December 25, 1998
Garrick called just as we were going to sleep on Dec. 23, the answering
machine coming to life before I could find the phone and reattach the cord that
had fallen out from the phone in the bedroom.
Later, Garrick said the same thing happened when he called Frank and
Dawn, a matter he found puzzling and ironic in a year when all ironies seemed
to have become ironed out and boring, as far as the Garley Gang was concerned.
"Am I waking you?" his gruff voice asked.
"No, no," I assured him. We had just moved into the house and
had boxes everywhere and our greatest efforts each day came from finding places
for the content of at least one more box. It was an exhausting effort, and one
that sent us to be earlier than usual.
"I can call back," Garrick said.
"No, I mean it, we're not asleep."
Garrick had called to make arrangements for our annual get together.
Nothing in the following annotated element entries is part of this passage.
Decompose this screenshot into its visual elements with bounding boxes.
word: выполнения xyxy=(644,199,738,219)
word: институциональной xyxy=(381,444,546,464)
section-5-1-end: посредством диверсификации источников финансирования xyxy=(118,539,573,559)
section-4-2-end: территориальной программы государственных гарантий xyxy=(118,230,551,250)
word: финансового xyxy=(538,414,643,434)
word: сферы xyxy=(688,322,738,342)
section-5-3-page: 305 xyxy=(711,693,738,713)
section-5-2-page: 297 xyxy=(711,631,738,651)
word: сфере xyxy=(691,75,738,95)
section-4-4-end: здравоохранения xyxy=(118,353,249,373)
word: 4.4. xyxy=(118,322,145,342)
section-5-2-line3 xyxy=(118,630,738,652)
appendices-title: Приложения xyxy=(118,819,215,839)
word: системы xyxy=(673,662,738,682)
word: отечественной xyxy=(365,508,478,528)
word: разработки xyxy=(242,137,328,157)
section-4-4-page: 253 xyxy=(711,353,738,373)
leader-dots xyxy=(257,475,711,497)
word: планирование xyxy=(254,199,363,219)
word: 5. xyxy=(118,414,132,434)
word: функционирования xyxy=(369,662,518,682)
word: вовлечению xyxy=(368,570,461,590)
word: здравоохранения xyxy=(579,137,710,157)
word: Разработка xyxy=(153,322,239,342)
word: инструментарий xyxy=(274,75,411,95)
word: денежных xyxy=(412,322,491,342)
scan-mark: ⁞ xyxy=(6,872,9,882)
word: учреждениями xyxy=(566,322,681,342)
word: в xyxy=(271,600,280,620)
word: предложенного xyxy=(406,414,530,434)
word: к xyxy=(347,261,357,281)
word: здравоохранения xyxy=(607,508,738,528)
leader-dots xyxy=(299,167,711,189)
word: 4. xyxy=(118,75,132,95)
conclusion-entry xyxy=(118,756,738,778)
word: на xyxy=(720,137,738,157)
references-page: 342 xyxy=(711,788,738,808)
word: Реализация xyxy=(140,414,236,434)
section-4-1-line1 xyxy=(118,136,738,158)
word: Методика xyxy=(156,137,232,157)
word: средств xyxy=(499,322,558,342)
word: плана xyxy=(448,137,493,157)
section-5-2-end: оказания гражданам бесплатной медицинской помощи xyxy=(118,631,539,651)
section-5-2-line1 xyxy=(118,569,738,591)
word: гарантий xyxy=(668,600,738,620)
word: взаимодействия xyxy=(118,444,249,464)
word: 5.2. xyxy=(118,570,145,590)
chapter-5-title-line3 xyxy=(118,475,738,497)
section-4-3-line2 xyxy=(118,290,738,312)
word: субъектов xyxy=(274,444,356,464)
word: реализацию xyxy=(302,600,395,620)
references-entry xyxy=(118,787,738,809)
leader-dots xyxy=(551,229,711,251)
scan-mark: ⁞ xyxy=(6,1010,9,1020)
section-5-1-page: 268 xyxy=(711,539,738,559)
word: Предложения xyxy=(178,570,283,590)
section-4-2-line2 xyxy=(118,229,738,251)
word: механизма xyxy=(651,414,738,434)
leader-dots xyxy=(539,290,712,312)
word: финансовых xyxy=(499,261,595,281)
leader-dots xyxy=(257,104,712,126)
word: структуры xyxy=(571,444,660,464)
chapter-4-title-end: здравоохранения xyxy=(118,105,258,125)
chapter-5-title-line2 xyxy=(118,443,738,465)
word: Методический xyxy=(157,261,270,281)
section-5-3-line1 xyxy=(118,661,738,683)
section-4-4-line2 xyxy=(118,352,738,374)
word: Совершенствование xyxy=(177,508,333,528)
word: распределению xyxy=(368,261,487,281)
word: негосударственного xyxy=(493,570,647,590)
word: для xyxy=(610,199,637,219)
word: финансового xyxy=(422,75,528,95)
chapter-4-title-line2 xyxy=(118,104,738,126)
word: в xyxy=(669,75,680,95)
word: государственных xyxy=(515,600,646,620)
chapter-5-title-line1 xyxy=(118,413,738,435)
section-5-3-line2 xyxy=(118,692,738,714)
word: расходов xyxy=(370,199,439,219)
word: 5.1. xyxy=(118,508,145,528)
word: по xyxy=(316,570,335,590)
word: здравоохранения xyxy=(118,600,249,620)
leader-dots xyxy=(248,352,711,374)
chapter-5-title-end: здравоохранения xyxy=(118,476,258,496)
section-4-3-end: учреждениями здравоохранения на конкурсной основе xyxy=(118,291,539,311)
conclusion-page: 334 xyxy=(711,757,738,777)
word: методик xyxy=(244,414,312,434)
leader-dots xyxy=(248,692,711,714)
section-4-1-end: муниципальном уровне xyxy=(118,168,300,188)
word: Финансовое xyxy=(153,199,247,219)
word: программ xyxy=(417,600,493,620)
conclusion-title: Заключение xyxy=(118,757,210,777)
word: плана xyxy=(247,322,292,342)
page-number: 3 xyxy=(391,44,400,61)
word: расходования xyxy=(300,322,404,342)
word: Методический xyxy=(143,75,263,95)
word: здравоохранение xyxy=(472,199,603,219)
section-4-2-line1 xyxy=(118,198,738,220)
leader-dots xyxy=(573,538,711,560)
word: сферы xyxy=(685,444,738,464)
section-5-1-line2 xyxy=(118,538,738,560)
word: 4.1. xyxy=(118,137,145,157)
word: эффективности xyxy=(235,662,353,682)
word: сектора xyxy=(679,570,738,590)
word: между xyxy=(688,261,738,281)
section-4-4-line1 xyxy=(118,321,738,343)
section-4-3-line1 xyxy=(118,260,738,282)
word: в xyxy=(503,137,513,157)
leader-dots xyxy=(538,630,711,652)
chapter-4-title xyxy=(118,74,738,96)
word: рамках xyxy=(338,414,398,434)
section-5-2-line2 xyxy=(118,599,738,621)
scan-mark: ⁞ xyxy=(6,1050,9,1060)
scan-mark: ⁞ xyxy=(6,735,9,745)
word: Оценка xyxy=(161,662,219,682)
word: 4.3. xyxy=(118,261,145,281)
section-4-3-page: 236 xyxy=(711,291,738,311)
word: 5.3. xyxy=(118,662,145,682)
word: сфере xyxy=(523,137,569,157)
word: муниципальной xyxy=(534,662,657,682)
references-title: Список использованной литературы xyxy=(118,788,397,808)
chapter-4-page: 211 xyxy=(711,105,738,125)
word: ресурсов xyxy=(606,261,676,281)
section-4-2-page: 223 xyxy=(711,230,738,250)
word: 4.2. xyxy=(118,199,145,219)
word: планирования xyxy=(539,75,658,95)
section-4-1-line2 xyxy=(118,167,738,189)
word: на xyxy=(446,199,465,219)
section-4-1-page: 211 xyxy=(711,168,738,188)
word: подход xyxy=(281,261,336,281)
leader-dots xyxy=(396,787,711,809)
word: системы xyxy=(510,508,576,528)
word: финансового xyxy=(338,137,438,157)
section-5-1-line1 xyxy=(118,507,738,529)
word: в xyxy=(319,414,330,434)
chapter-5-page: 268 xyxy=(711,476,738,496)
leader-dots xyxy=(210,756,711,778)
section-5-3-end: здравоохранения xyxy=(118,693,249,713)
He had just dropped Jimmy off at is sister's house and was instructed thus to
hold our Christmas Eve gathering closer to that location, rather than in the
traditional spot further west. The spot varied over time, but generally centered
around where Frank and Dawn were living, starting off in 1974 in Haledon, then
moving as they moved to two different locations in Paterson and finally to
their home in western New Jersey.
An though I missed a year or two since 1974, Frank and Dawn maintained
their ritual unfailingly since, inviting us to join them. This was the first
year we gathered away from their place. Yet even then, the location had some
historic significance to us, the old Golden Star restaurant which as teenagers
we had frequented.
We had to pick up Jimmy and bring him, and as usual, had to do some
shopping before meeting the others, following Jimmy through the Barnes and
Noble as if his kids, to finally meet Garrick, Frank and Dawn over lunch. It
was not the same. Frank's mother had died in November, someone who had grown
progressively ill over the years, but had managed to make the yearly
celebration with us for Christmas. But in some ways, the holiday had changed
permanently three years ago, when we held the celebration without Frank (who
had died the previous spring).
While Jimmy did his best to be his old self, the table felt empty, as
if two places were not filled, and could not be filled. When we parted, I felt
a touch of sadness, feeling the passing of time most acutely. Since 1987, this
holiday ritual has become a gauge for watching my friends age, something sad,
not happy, and I felt that, too. In 1987, I saw Frank and Dawn's kid greet
Garrick at the door of their Paterson apartment and realized that we had become
like uncles to her, the way my uncles were to me at her age. It scared me. I
sank into midlife crisis from which I have not yet fully emerged. This year,
that kid got married, one more mark in our passage towards death.
After lunch, Jimmy insisted on some more shopping, and then, dessert,
not at the Golden Star, but at Kalico Kitchen, where the old gang spent many
many hours a day.
Nothing had changed. Not the fireplace. Not the chairs. Even the same
man greeted us, though without the outrage he had when we were all younger. I
ordered Pecan pie, which as in the past, they did not have.
Again, I was conscious of missing people, of all those who had sat with
us there in the past, people if not dead then too far away to make this
spiritual journey with us.
Jimmy sensed this, too, as we left, saying his missed the way Frank
seemed to hunker over his hamburger, slapping our hands when we tried to steal
his French fries.
I saw that image in my head so vividly, I cannot forget it now: I miss Frank;
I can't forget him, even if Jimmy says some of Frank's memories had begun to
fade for him.
They don't fade for me, only the people do.